Over time, the center grew. "We are noticing a generational shift," says Di Maria. "The older artists, having led an institutional life, want to be told where to have lunch and have more institutional behaviors. The younger artists come with modern expectations, seeing art as a career and wanting to see their work in a commercial gallery." Today, Creative Growth serves 162 artists, who regularly exhibit locally and internationally. The artists receive fifty percent of any money made off their work and the non-profit receives the other half -- the same cut as a commercial gallery. There's also a cooperative agreement: some money goes into a pot so that even if an artist does not sell anything, he or she still receives a monthly check. Everyone there is a working artist.

images-3.jpgJudy embraces one of her sculptures. [Leon Borensztein]

Art made by people with disabilities has been called "brut art," "raw art," "naïve art" and "outsider art." The term "outsider" art became the most popular term to refer to art made outside of an academic setting and outside of any relationship to art history.

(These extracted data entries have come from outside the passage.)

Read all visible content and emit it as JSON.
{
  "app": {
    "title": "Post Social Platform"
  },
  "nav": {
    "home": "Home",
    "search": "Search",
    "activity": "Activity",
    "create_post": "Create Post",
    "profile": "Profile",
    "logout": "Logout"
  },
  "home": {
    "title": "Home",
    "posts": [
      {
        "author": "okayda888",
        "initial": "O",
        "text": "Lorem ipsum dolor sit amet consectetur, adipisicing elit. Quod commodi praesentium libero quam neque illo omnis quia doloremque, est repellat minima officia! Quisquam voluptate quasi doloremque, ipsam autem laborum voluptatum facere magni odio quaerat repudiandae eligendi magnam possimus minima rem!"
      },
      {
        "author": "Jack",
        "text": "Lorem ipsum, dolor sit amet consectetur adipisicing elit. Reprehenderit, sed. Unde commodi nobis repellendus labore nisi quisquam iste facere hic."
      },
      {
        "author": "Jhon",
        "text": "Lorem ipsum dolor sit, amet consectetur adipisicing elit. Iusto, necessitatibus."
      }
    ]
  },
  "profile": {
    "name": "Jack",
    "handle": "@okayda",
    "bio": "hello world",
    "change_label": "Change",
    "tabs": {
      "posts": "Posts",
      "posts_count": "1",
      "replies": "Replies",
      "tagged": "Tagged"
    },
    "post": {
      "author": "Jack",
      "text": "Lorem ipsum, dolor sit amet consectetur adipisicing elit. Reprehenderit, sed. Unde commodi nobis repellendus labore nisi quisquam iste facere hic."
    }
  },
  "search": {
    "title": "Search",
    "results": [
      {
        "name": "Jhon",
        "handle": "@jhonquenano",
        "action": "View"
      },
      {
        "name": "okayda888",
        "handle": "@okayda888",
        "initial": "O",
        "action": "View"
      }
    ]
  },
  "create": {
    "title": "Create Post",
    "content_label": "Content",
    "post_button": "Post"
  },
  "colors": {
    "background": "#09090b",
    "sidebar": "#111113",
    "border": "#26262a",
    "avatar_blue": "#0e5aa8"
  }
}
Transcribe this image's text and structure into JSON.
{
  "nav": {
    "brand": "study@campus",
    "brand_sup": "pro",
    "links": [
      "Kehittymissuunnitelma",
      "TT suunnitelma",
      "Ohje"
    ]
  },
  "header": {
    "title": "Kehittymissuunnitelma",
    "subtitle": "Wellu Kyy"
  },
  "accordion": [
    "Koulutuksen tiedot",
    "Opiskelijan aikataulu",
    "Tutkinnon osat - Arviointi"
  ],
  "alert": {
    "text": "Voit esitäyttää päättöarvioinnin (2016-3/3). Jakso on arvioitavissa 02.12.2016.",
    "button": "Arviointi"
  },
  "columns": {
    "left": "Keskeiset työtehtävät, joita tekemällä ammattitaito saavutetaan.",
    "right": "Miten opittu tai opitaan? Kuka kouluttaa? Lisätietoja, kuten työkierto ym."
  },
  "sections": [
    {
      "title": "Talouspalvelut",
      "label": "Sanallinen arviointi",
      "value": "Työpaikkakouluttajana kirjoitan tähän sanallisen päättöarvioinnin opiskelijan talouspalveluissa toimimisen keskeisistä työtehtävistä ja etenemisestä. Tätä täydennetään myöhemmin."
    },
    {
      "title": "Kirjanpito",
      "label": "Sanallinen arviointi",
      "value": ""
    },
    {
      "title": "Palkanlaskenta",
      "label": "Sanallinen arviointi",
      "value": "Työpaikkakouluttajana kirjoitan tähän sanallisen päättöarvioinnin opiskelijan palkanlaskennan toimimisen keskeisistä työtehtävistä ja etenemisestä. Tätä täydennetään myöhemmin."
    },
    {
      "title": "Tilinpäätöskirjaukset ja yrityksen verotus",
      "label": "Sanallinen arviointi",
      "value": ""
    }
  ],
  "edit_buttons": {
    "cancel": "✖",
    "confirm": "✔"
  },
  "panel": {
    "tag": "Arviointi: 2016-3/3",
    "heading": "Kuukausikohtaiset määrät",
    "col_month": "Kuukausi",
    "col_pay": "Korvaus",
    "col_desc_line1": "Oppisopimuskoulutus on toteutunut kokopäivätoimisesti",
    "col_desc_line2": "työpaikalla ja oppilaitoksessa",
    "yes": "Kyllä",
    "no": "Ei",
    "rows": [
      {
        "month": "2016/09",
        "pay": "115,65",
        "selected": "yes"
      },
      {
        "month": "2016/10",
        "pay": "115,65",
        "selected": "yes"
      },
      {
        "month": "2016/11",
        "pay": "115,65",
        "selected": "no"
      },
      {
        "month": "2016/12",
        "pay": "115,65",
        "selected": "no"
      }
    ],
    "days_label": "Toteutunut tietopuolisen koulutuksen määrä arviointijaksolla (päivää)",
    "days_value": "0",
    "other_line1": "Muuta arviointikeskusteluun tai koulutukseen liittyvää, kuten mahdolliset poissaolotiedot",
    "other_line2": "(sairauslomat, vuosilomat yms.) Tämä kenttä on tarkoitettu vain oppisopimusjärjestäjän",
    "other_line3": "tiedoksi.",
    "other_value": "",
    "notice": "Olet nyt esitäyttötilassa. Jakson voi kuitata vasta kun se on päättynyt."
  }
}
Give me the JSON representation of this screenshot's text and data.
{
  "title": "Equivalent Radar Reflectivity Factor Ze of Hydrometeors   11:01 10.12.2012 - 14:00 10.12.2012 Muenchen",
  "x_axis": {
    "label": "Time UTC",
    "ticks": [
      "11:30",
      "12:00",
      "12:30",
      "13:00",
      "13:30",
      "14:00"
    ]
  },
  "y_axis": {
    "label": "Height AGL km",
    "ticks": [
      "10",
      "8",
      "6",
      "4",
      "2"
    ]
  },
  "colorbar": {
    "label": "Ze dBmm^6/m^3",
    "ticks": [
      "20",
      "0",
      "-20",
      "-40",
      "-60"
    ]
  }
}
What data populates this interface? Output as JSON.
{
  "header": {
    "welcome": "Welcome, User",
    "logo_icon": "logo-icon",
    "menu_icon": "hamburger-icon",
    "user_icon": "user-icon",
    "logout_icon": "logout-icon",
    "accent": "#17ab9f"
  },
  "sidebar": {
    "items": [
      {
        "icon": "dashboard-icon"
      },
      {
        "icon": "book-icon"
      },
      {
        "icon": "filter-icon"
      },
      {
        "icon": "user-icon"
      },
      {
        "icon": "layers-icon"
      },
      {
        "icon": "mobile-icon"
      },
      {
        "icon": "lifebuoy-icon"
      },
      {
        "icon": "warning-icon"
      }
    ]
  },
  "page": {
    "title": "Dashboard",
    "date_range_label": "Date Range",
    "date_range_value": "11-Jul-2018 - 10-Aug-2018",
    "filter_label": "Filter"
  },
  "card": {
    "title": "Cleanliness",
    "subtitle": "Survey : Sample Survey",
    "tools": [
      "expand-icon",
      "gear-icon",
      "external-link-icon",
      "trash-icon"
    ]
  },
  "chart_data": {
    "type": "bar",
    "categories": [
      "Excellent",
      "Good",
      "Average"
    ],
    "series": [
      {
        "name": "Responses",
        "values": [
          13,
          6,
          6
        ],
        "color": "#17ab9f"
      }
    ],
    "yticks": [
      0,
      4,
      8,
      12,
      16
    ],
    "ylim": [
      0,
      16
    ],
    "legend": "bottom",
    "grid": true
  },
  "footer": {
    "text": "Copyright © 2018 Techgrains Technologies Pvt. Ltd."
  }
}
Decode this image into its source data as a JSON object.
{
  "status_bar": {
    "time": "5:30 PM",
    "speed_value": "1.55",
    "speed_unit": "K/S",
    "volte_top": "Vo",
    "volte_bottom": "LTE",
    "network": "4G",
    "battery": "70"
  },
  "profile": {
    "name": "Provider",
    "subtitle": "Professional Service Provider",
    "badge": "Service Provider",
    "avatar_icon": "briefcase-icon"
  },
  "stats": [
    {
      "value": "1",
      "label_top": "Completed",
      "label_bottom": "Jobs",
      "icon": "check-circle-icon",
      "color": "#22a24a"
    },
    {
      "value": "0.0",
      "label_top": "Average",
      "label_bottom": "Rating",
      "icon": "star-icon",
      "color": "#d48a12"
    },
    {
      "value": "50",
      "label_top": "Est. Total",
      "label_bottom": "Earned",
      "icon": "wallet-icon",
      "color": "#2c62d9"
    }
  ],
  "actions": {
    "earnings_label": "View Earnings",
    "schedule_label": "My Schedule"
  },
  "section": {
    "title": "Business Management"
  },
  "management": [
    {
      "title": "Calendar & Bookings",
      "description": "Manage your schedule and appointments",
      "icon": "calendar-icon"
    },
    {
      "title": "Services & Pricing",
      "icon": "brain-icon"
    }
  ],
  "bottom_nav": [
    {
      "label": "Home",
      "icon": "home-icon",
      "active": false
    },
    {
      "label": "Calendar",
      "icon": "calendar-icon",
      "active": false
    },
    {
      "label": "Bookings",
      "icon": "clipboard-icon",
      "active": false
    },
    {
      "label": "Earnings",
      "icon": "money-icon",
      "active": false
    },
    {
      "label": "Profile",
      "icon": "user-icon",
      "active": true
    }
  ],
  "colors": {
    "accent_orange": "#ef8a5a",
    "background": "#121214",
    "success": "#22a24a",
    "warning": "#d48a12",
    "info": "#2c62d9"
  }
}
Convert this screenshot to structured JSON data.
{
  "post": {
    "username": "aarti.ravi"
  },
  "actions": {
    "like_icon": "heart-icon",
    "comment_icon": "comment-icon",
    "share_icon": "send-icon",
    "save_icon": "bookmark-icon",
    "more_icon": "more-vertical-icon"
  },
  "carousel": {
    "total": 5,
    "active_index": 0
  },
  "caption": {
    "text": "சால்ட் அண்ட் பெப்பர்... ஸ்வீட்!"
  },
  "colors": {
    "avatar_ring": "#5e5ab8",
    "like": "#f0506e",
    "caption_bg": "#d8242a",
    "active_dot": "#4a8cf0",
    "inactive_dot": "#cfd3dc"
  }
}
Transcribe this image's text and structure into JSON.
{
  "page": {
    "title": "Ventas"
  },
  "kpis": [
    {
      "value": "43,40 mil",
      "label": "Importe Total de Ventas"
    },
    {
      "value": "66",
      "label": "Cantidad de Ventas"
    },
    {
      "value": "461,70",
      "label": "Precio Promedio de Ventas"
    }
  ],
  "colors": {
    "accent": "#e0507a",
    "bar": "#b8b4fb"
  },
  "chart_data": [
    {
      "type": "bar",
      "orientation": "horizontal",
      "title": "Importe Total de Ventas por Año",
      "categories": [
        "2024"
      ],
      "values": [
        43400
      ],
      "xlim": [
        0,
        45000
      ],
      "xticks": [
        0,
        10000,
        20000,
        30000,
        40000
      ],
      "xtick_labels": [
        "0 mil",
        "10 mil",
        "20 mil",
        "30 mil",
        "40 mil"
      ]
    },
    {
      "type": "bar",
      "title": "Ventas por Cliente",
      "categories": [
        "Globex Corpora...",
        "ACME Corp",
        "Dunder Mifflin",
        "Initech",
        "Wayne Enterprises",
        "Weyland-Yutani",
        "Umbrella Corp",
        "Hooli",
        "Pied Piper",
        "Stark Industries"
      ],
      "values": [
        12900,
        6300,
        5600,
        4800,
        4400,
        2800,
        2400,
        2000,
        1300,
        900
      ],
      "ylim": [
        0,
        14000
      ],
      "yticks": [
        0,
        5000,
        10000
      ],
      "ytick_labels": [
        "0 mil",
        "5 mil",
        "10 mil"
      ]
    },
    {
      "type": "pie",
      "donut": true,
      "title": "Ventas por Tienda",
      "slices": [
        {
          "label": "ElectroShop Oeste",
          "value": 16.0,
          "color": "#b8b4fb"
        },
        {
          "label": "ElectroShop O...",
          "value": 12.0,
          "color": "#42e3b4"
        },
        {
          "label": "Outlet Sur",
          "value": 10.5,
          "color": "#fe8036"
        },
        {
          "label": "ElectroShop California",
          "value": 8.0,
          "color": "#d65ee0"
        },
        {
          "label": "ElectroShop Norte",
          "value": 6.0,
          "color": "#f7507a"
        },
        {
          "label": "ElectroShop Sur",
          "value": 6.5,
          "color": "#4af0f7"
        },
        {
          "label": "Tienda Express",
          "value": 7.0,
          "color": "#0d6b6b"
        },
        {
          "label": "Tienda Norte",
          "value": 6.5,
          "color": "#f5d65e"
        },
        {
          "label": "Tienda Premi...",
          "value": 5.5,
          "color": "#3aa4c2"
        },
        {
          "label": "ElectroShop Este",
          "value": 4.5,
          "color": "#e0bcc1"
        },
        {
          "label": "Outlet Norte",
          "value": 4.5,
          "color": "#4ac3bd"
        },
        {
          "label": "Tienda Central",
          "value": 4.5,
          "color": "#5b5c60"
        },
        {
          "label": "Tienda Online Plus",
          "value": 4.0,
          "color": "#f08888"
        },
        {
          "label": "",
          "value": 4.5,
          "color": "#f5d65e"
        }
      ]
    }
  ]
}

Entire galleries devote themselves to showcasing outsider art. But Creative Growth uses none of these terms.

"Discussing someone's diagnosis in relationship to their art is a delicate balance," says Di Maria. "You shouldn't like it just because it is made by someone with Cerebral Palsy or Down's Syndrome. You should love it and then find out who the artist is and their story." Most of the artist's biographies do not mention any disabilities.

"I don't call them 'outsider' because they have lived outside of society their whole lives," Di Maria adds. His tone always communicates immense respect for the artists he works with. "We don't like to reinforce them as being different, so we say 'contemporary artists.' They exhibit a unique voice and a unique vision not seen by other makers. This is what makes the work particularly interesting."

In terms of the future of Creative Growth, Di Maria says that the staff continues to consult on creating similar centers around the country and around the world. In fact, he has just returned from South Korea, having been invited by the government to assist with their transition from deinstitutionalization. "What they have in South Korea is like what we had in the 1950's," he says. "They have never done anything like Creative Growth before." In January, three Korean artists will be featured by Creative Growth at the Outsider Art Fair in New York City.

They also have plans to turn the entire center over to the artists themselves. "We want to empower them to own and operate their own facility," says Di Maria. Already some of the long-time artists with disabilities work as teaching assistants, at public events, and as curators and philanthropists.

In 2005, Judy passed away while asleep in Joyce's arms. Creative Growth and her art live on. Like all the artists at Creative Growth, and other similar centers in Baltimore, Chicago, New York, London, Paris , Switzerland, and elsewhere, Judy communicated her insider experiences through her art. Perhaps she is not so much an outsider but an insider, inviting the rest of us in.